假设批量数据大小为\(m\),数据维数为\(D\),网络层数为\(L\)\(1,2,...,l,...,L\)),输出类别为\(C\)

参考反向传导算法神经网络反向传播的数学原理,设每层输入向量为残差\(\delta^{(l)}=\frac{\partial J(W, b)}{\partial z^{(l)}}\),用于表示该层对最终输出值的残差造成的影响;而最终输出值的残差\(\delta^{(L)}\)就是损失函数对输出层输入向量的梯度

前向传播执行步骤

  1. 层与层之间的操作就是输出向量和权值矩阵的加权求和以及对输入向量的函数激活(以relu为例

    \[ z^{(l)} = a^{(l-1)}\cdot W^{(l)}+b^{(l)} \\ a^{(l)} = relu(z^{(l)}) \]
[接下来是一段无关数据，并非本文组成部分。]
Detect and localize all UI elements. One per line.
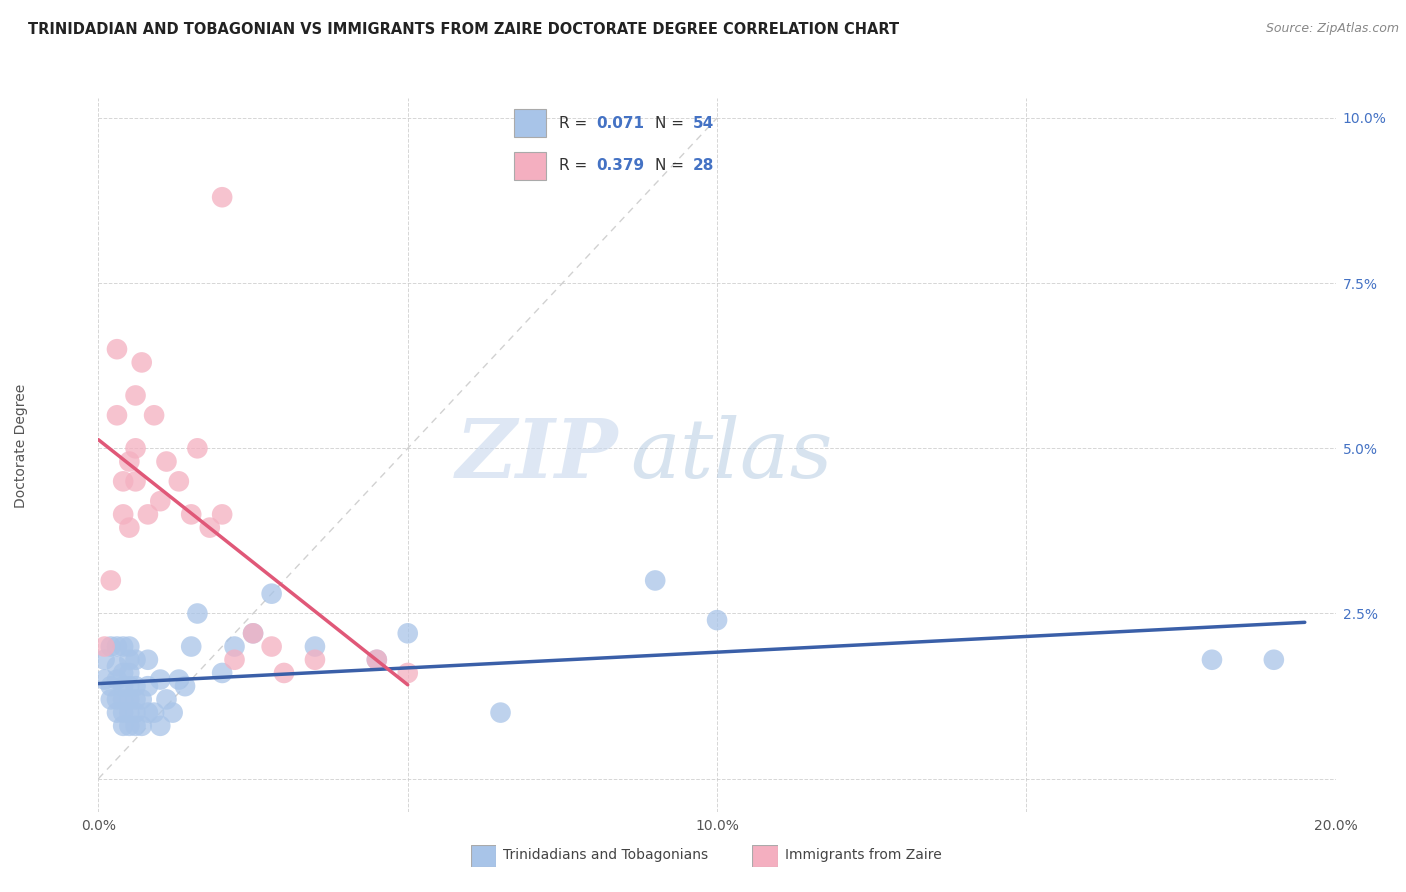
Point (167, 475, 190, 489)
Point (211, 665, 233, 680)
Point (131, 355, 153, 369)
Point (118, 640, 141, 654)
Text: Doctorate Degree: Doctorate Degree (14, 384, 28, 508)
Point (100, 574, 122, 588)
Point (186, 607, 208, 621)
Point (112, 640, 135, 654)
Point (112, 508, 135, 522)
Point (131, 719, 153, 733)
Point (124, 679, 146, 693)
Point (186, 442, 208, 456)
Point (93, 653, 115, 667)
Point (366, 653, 388, 667)
Point (396, 626, 419, 640)
Point (167, 673, 190, 687)
Point (105, 409, 128, 423)
Point (644, 574, 666, 588)
Point (143, 706, 166, 720)
Point (136, 679, 159, 693)
Point (149, 494, 172, 508)
Text: atlas: atlas (630, 415, 832, 495)
Point (112, 679, 135, 693)
Point (112, 665, 135, 680)
Point (273, 665, 295, 680)
Point (180, 640, 202, 654)
Point (162, 706, 184, 720)
Point (112, 719, 135, 733)
Point (124, 475, 146, 489)
Point (118, 653, 141, 667)
Text: Immigrants from Zaire: Immigrants from Zaire (785, 847, 941, 862)
Point (211, 508, 233, 522)
Point (242, 626, 264, 640)
Point (105, 673, 128, 687)
Point (124, 442, 146, 456)
Point (100, 692, 122, 706)
Point (224, 640, 246, 654)
Point (93, 640, 115, 654)
Point (105, 706, 128, 720)
Point (304, 653, 326, 667)
Point (112, 706, 135, 720)
Point (155, 454, 177, 468)
Point (242, 626, 264, 640)
Point (1201, 653, 1223, 667)
Point (131, 692, 153, 706)
Point (105, 640, 128, 654)
Point (174, 679, 197, 693)
Point (118, 719, 141, 733)
Point (136, 706, 159, 720)
Point (224, 653, 246, 667)
Point (124, 692, 146, 706)
Text: TRINIDADIAN AND TOBAGONIAN VS IMMIGRANTS FROM ZAIRE DOCTORATE DEGREE CORRELATION: TRINIDADIAN AND TOBAGONIAN VS IMMIGRANTS… (28, 22, 900, 37)
Point (124, 706, 146, 720)
Text: ZIP: ZIP (456, 415, 619, 495)
Point (112, 475, 135, 489)
Point (112, 692, 135, 706)
Point (155, 692, 177, 706)
Point (396, 665, 419, 680)
Point (105, 692, 128, 706)
Point (118, 692, 141, 706)
Point (136, 508, 159, 522)
Point (260, 640, 283, 654)
Point (93, 673, 115, 687)
Point (124, 719, 146, 733)
Point (118, 679, 141, 693)
Point (211, 190, 233, 204)
Point (124, 388, 146, 402)
Point (100, 640, 122, 654)
Point (124, 653, 146, 667)
Point (149, 673, 172, 687)
Point (180, 508, 202, 522)
Point (198, 520, 221, 534)
Point (366, 653, 388, 667)
Point (706, 613, 728, 627)
Point (118, 706, 141, 720)
Point (489, 706, 512, 720)
Point (100, 679, 122, 693)
Text: Source: ZipAtlas.com: Source: ZipAtlas.com (1265, 22, 1399, 36)
Text: Trinidadians and Tobagonians: Trinidadians and Tobagonians (503, 847, 709, 862)
Point (149, 719, 172, 733)
Point (143, 409, 166, 423)
Point (1263, 653, 1285, 667)
Point (260, 587, 283, 601)
Point (118, 665, 141, 680)
Point (118, 454, 141, 468)
Point (105, 342, 128, 356)
Point (105, 659, 128, 673)
Point (118, 520, 141, 534)
Point (136, 653, 159, 667)
Point (304, 640, 326, 654)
  2. 输出层输出结果后,进行评分函数的计算,得到最终的计算结果(以softmax分类为例

    \[ h(z^{(L)}) =\begin{bmatrix} p(y_{1}=1) & \dots & p(y_{1}=C) \\ \vdots & \vdots & \vdots\\ p(y_{m}=1) & \dots & p(y_{m}=C) \end{bmatrix} =\begin{bmatrix} \frac {exp(z^{(2)}_{1,1})}{\sum exp(z^{(2)}_{1})} & \dots & \frac {exp(z^{(2)}_{1,C})}{\sum exp(z^{(2)}_{1})} \\ \vdots & \vdots & \vdots\\ \frac {exp(z^{(2)}_{m,1})}{\sum exp(z^{(2)}_{m})} & \dots & \frac {exp(z^{(2)}_{m,C})}{\sum exp(z^{(2)}_{m})} \end{bmatrix} \]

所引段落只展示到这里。